一匹の飼い仔実装が縁側で三方に寄りかかりながら満月を眺めていた。 「テェ……、キレイテチィ!」 澄んだ秋の空気が真円を描く月を大きく見せ、仔実装を魅了した。 そんな月見に夢中になる仔実装に、飼い主の人間が声をかけた。 「そろそろハウスに戻る時間だよ」 仔実装にそっと手を添え、その小さな体を手の平に乗せると、ハウスに連れていこうとした。 「イヤテチ! もっとお月様見たいテチュ! 起きてるテチュ!」 飼い主の手の平から飛び降り、イヤイヤと顔を横にブンブンと振りながら地団駄を踏む仔実装。 言うことを聞かない仔実装に困った飼い主は夜空を見上げ、ある事を思いつく。 「そんなわがままを言っていると、もうお月様を見れなくしてしまうよ?」 「テェ……? そんなこと出来るわけないテチッ!」 一瞬、ギョッと驚いた顔を見せた仔実装だったが気丈に言い返す。 「じゃあ、やってみようか」 飼い主は仔実装の目を人差し指で覆い、10からカウントダウンを始める——。と同時に三方に手を伸ばすと、供えられていた月見団子を握り込んだ。 「3……、2……、1……、0」 仔実装の目を覆っていた人差し指を動かし、視界を開いてやる。すると——。 「テ……、テテッ? お月様無くなっちゃったテチャ!」 先ほどまで確かに夜空に浮かんでいたはずの満月はその姿を消し、光を失った夜空はただ黒く広がっていた。 「ニンゲンサンがどっかやっちゃったテチ……?」 驚きと戸惑いを隠せない顔で飼い主の顔を見やる。 「……ほら。ここにあるよ」 飼い主は秘密に握っていたお供え物の月見団子を仔実装の前に差し出した。 「……? それはお団子テチ」 「違う。これがお月様だよ」 と言いいながら、その団子を夜空にかざして見せた。 団子は先ほどまで満月が輝いていたであろう位置で掲げられた。 その形、大きさはちょうど満月と同じだった。 「テェ……。

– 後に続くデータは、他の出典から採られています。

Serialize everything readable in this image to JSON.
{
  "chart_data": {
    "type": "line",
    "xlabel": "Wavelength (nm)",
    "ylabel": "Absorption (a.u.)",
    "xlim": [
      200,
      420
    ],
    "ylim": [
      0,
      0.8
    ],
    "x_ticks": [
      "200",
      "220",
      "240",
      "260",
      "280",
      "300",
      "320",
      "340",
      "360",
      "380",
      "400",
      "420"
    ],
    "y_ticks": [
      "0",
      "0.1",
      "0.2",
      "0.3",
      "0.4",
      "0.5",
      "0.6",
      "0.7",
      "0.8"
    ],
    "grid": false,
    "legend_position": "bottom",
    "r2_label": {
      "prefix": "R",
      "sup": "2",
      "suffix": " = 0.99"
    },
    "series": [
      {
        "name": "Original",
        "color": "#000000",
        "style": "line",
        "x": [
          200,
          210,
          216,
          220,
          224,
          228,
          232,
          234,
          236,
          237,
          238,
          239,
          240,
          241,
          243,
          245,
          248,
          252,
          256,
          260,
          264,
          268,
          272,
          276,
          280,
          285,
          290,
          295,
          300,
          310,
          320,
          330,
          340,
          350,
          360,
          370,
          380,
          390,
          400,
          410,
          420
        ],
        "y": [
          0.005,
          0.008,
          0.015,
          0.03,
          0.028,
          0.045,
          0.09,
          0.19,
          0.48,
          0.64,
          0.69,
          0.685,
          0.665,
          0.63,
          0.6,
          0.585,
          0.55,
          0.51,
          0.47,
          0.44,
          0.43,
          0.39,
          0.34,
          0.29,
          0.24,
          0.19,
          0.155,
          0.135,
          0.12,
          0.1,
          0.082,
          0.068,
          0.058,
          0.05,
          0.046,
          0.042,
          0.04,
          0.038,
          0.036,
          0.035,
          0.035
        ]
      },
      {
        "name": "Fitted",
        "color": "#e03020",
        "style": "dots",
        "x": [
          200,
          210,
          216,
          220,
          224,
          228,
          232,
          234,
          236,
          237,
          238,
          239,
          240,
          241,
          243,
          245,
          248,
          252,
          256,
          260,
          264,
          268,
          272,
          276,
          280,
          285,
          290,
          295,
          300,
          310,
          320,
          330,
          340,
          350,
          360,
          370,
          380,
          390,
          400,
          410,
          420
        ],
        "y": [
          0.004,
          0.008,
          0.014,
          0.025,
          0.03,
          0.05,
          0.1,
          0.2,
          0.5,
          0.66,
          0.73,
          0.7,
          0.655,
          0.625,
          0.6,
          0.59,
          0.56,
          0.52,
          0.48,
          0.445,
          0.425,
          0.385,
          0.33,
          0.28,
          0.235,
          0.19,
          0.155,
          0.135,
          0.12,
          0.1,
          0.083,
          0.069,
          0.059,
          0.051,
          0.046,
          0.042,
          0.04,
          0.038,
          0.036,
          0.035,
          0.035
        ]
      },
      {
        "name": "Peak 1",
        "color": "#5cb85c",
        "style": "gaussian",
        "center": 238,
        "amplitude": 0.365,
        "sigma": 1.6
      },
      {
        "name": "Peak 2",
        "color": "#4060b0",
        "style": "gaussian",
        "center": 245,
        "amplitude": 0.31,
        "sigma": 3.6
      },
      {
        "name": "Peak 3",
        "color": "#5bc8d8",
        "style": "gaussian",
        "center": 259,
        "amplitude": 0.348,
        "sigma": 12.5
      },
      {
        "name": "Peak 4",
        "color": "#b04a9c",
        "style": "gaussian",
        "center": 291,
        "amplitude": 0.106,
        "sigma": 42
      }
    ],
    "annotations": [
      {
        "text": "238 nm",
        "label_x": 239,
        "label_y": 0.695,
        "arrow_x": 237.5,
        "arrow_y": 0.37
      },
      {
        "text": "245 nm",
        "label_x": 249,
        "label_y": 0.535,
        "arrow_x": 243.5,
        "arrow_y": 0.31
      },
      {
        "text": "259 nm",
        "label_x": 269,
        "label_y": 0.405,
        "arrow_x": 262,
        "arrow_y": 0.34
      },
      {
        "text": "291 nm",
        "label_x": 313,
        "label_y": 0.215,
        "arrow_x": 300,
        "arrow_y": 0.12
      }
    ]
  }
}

ほ……、本当にお月様を取っちゃったテチ?」 いよいよ顔色を悪くする仔実装。両手をモジモジと、こねくり回しながらバツの悪そうに改めて飼い主に質問した。 「だからそう言ってるだろ? ほら、早く寝ないとお月様、戻してやらないぞ?」 困り果て、うつむいている仔実装に寝床に着くよううながす。 「分かったテチ……。でも……。」 飼い主を見上げ——。 「明日になればまた見れるテチ……?」 「うん。ちゃんと空に戻しておくから、見れるようになるよ」 「……分かったテチィ……」 飼い主は、とうとう観念した仔実装を手に乗せると、雲に隠れた満月が再び顔をのぞかせる前に寝床に連れていったのだった。

| 1 Re: Name:匿名石 2025/07/16-04:24:55 No:00009744[申告] |
| 「お月様を取る」から始まり「ちゃんと空に戻しておく」という飼い主の優しいウソで終わる無理のない構成と世界観。